Las imágenes del pastor y las ovejas evocan un tema preferido de la predicación profética en el Antiguo Testamento: el pueblo elegido es el rebaño y el Señor, su pastor (cfr. Sal. 23). El Papa Francisco ha profundizado en la imagen de Pueblo —rebaño escogido— de Dios. Y es también hoy un camino para ayudar a tantas personas que en estos momentos le preguntan al Señor: ¿Por qué si somos tuyas, nos pasa esto? ¿Cómo vivir en un mundo donde un virus ataca por azar y abate también a los inocentes?
A uno le preguntan: Padre, ¿por qué una pandemia, una guerra, un terremoto lo comparten buenos y malos? ¿De qué me sirve ser honrado, sincero, etc. si sufriré igual que el pecador? ¿Dónde está la diferencia?... ¡No quiero formar parte de este pueblo!
Ser parte de un pueblo significa compartir el pasado, el presente y el futuro. Lo que humanamente es bueno —bicampeones de América— y lo que humanamente es malo. Aquí el trigo y la cizaña viven juntos hasta la cosecha, para todos sale el sol y el frío, la abundancia de agua o una sequía; el castigo en Nínive lo comparten buenos y malos.
Es exigente ser miembro de un Pueblo tan numeroso, porque nos da miedo el anonimato de la multitud, no tener rostro, que no sepan de mi vida, de mis obras, de mis sacrificios… ¡Que de verdad nadie me conozca!... Señor, ¿cuándo recupero mi identidad y dejo de ser parte de una masa, que me hace responsable de cosas que no he hecho?
Dios Padre te diría: es cierto que son muchos mis hijos, pero no olvides que Yo voy llamando por el nombre a mis ovejas y las convoco. “Cuando ha sacado todas las suyas camina delante de ellas, y las ovejas lo siguen, porque conocen su voz” (cfr. Juan 10, 3-4). ¿Dios no me conoce?... Sí, Dios te conoce, el problema es que quizás tú no reconoces “su voz” (Juan 10, 4).

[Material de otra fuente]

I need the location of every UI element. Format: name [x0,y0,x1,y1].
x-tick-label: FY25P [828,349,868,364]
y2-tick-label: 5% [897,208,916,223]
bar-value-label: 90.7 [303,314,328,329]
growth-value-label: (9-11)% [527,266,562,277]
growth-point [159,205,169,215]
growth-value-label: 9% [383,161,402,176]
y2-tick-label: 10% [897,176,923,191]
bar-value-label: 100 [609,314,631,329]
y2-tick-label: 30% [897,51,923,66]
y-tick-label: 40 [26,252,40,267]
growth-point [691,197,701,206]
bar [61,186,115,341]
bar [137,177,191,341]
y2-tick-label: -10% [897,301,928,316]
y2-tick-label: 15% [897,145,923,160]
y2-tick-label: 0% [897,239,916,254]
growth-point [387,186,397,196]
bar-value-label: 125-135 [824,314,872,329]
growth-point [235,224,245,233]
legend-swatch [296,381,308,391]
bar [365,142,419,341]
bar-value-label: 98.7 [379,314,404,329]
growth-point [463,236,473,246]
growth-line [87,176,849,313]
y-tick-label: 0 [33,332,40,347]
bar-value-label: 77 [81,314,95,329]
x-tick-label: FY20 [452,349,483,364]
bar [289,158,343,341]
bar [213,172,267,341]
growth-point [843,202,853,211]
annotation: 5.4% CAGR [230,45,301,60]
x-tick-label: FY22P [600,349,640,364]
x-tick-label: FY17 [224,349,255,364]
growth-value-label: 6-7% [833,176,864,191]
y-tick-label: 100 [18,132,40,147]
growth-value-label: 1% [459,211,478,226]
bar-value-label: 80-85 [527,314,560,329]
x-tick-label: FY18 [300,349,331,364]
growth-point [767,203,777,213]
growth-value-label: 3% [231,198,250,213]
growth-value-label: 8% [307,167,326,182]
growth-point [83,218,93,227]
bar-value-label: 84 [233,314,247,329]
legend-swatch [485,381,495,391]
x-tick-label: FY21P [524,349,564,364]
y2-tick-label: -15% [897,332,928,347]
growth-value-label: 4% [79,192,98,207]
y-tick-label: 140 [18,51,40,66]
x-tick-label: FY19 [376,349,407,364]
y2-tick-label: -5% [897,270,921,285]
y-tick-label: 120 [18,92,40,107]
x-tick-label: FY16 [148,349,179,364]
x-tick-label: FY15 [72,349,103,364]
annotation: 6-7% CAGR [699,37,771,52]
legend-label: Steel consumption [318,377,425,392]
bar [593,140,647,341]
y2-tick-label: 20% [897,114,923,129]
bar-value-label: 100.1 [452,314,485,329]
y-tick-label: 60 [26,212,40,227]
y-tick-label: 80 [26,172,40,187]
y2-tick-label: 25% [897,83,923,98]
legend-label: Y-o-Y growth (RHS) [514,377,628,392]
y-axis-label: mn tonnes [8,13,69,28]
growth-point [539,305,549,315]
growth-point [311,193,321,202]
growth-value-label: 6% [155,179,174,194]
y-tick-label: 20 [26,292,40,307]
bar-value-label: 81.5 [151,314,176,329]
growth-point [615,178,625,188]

No hay que olvidar que en esa relación comunitaria o social —Pueblo de Dios— está también la relación personal con Dios, donde tú tienes nombre y apellido, tu historia, un rostro y escuchas “su voz” en tu oración personal con el Padre. En tu relación filial, gracias a Dios, no somos todos iguales, tu amor a los demás, tu generosidad, tu servicio al necesitado, sí marcan la diferencia. Las alegrías y desafíos dolorosos se viven en común, pero cada uno de un modo distinto, no todos lo llevamos con la misma fe, alegría y esperanza.
“Sus heridas os han curado” (1 Pedro 2, 24). “Aquellas llagas, que en un primer momento fueron un obstáculo a la fe para Tomás, porque eran signos del aparente fracaso de Jesús; aquellas mismas llagas se han vuelto, en el encuentro con el Resucitado, pruebas de un amor victorioso” (Benedicto XVI, 7-4-07). Descubrir esto e intentar vivirlo, con la gracia de Dios, es tarea tuya. ¡Anímate!
“Jesús les puso esta comparación, pero ellos no entendieron de qué les hablaba. Por eso añadió Jesús: ‘En verdad, en verdad os digo: Yo soy la puerta de las ovejas. Todos los que han venido antes de mí son ladrones y bandidos; pero las ovejas no los escucharon. Yo soy la puerta: quien entre por mí se salvará y podrá entrar y salir, y encontrará pastos'”.